Hüpf. Hüpf. Hüpf. Es ist, als würde das Tier den Bibliothekaren eines besseren belehren wollen. Scheu? Ha! Weit gefehlt. Wir würden bereits in den nächsten Augenblicken erfahren, wie weit. Ich weiß nicht mehr genau, welches Faktenwissen der Eichhörnchen-Kenner gerade von sich gab. Woran ich mich allerdings genaustens erinnere ist, wie plötzlich ein rötlich-braunes Etwas durch den schmalen Türspalt der Glastüre hüpfte. Hüpf. Hüpf.Hüpf. Ruckartig stehe ich auf.

,,Sehen Sie das?!”, die Maske verbirgt mein breites Lächeln.
,,Nein, was?”,erwiderte der überraschte Bibliothekar.
Ich deute auf das Etwas, das nun zwischen den uralten Bücherregalen umher hüpfte.
Wie gesagt: Scheu?- Weit gefehlt!
Was nun folgte war eine wilde Verfolgungsjagd quer durch die Chemiebibliothek.
Die wenigen Besucher wurden durch den Bibliothekar, das Eichhörnchen und meine Wenigkeit aufgescheucht. ,,Hier ist es!”
Zack. Ein Regal hoch. Zack. Unter dem Schreibtisch des Bibliothekars durch. Dann einmal den Flur entlang. Die Treppen hoch und runter. Hüpf. Hüpf. Hüpf.

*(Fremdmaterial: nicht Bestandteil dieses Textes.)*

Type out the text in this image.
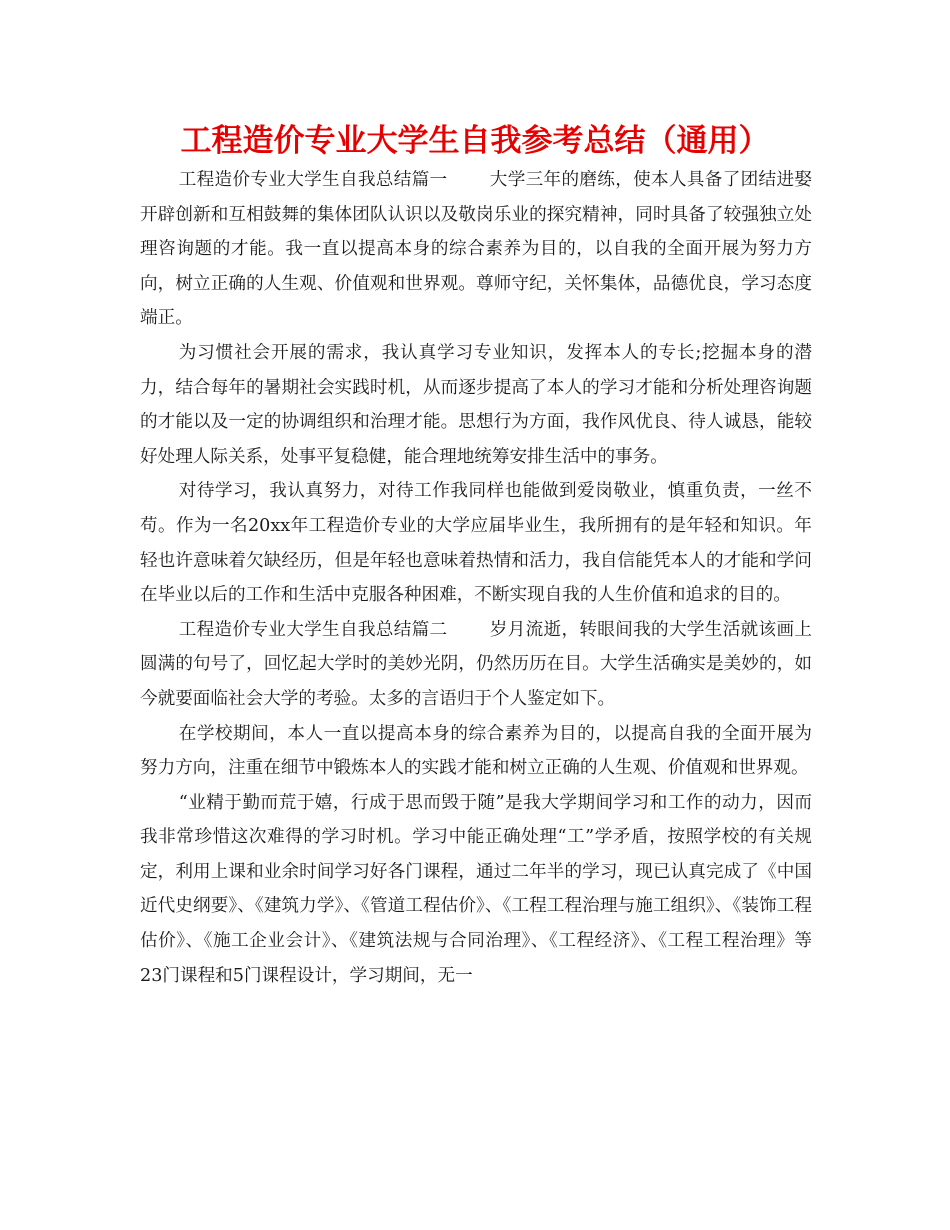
工程造价专业大学生自我参考总结（通用）

工程造价专业大学生自我总结篇一 大学三年的磨练，使本人具备了团结进娶开辟创新和互相鼓舞的集体团队认识以及敬岗乐业的探究精神，同时具备了较强独立处理咨询题的才能。我一直以提高本身的综合素养为目的，以自我的全面开展为努力方向，树立正确的人生观、价值观和世界观。尊师守纪，关怀集体，品德优良，学习态度端正。

为习惯社会开展的需求，我认真学习专业知识，发挥本人的专长;挖掘本身的潜力，结合每年的暑期社会实践时机，从而逐步提高了本人的学习才能和分析处理咨询题的才能以及一定的协调组织和治理才能。思想行为方面，我作风优良、待人诚恳，能较好处理人际关系，处事平复稳健，能合理地统筹安排生活中的事务。

对待学习，我认真努力，对待工作我同样也能做到爱岗敬业，慎重负责，一丝不苟。作为一名20xx年工程造价专业的大学应届毕业生，我所拥有的是年轻和知识。年轻也许意味着欠缺经历，但是年轻也意味着热情和活力，我自信能凭本人的才能和学问在毕业以后的工作和生活中克服各种困难，不断实现自我的人生价值和追求的目的。

工程造价专业大学生自我总结篇二 岁月流逝，转眼间我的大学生活就该画上圆满的句号了，回忆起大学时的美妙光阴，仍然历历在目。大学生活确实是美妙的，如今就要面临社会大学的考验。太多的言语归于个人鉴定如下。

在学校期间，本人一直以提高本身的综合素养为目的，以提高自我的全面开展为努力方向，注重在细节中锻炼本人的实践才能和树立正确的人生观、价值观和世界观。

“业精于勤而荒于嬉，行成于思而毁于随”是我大学期间学习和工作的动力，因而我非常珍惜这次难得的学习时机。学习中能正确处理“工”学矛盾，按照学校的有关规定，利用上课和业余时间学习好各门课程，通过二年半的学习，现已认真完成了《中国近代史纲要》、《建筑力学》、《管道工程估价》、《工程工程治理与施工组织》、《装饰工程估价》、《施工企业会计》、《建筑法规与合同治理》、《工程经济》、《工程工程治理》等23门课程和5门课程设计，学习期间，无一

Zu diesem Zeitpunkt war ich keine Medizinstudentin mehr. Keine junge Erwachsene.
Zu diesem Zeitpunkt wurde ich zum Kleinkind, das einem Eichhörnchen hinterherjagt. Es war ein Spaß.
Die Jagd wurde dadurch beendet, dass sich das Eichhörnchen wieder nach draußen begab. Vermutlich hatte es sich genug über uns moquiert. Vielleicht war es aber auch empört, weil ich dem Bibliothekaren vorgeschlagenen hatte, man könne es doch mit etwas Essbarem anlocken.
Mit mir nicht. Hüpf. Hüpf. Hüpf.


Nur eine Woche später sollte sich ein Vogel in die Chemiebibiothek verfliegen und dort erst nach drei Tagen wieder herauszufinden. Drei Tage. Das ist länger als meine längste Bib-Session. Respekt.
Scheint so, als gefiele es den Tieren in diesem Lesesaal genauso gut, wie mir.
Der Vorfall verstärkte diese Sympathie jedenfalls nochmals deutlich.

Und wenn man nach einem langen Tag zurück ins Institutsviertel kommt, am Fluss sitzt und die Füße im warmen Wasser baumeln lässt, dann merkt man, wie schön man es doch hat, als Medizinstudent.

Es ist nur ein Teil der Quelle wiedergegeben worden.